Zoned Out: How ‘Republican’ Leadership Sold New Hampshire to Wall Street
- NH Muckraker

- 2 days ago
- 2 min read
Gov. Kelly Ayotte is standing firmly behind the 2025 zoning overhaul laws that strip cities and towns of key local zoning powers, arguing the state should now “wait and see” while developers take advantage of looser rules. The laws fast-track permits for large developers, allow housing in commercial zones, override local parking requirements, and force approval of accessory dwelling units — all sold as solutions to New Hampshire’s housing crisis.
Builders and real estate interests are cheering. Prices have dipped slightly and listings are up marginally, but housing remains historically unaffordable, with the median home price still hovering around $520,000, far out of reach for most Granite Staters.
Meanwhile, the Legislature is at war with itself.
Democrats are proposing taxes on second homes and long-vacant properties to discourage speculation and empty housing.
Some Republicans tried — and failed — to roll back last year’s zoning mandates, arguing the state trampled local control and property rights.
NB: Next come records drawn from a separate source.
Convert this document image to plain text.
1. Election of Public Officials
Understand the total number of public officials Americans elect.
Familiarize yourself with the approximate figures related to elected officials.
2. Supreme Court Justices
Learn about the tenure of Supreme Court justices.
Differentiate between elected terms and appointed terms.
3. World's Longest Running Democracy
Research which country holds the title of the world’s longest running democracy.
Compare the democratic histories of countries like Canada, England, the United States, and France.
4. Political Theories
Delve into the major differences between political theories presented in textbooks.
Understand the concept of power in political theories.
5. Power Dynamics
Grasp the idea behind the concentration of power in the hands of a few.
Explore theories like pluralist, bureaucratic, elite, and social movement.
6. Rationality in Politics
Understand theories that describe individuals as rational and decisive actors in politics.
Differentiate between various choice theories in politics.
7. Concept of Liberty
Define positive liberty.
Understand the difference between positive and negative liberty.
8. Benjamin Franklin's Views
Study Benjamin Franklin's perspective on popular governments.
Those repeal efforts were killed by the House Housing Committee.
Ayotte, praised publicly by the Home Builders Association, insists the balance is right and that the state has already done enough.
The Public Should Remember: this isn’t just about “housing supply” — it’s about who benefits.
Kelly Ayotte has longstanding ties to Wall Street–backed private equity interests, including Blackstone, a firm nationally known for buying up single-family homes and driving prices higher. Opponents point out that while the exact dollar figures are debated, Blackstone’s influence in housing markets across the country — including New Hampshire — is well documented, and Ayotte’s alignment with large developers has been consistent.
And let’s be clear about the irony:
Republicans campaign on less government, local control, and property rights — yet under so-called Republican leadership in Concord, the state is mandating zoning from the top down, overriding towns, concentrating power in Concord, and clearing the runway for corporate developers.
That’s not small government.
That’s not local control.
That’s centralized housing policy dressed up as free-market reform.
The housing crisis continues — not because towns won’t build, but because policy is being shaped to favor large, well-capitalized players while working residents are priced out. Under “Republican” leadership, Concord is expanding state power, shrinking local voice, and deepening what many see as housing tyranny — the SWAMP in a red tie.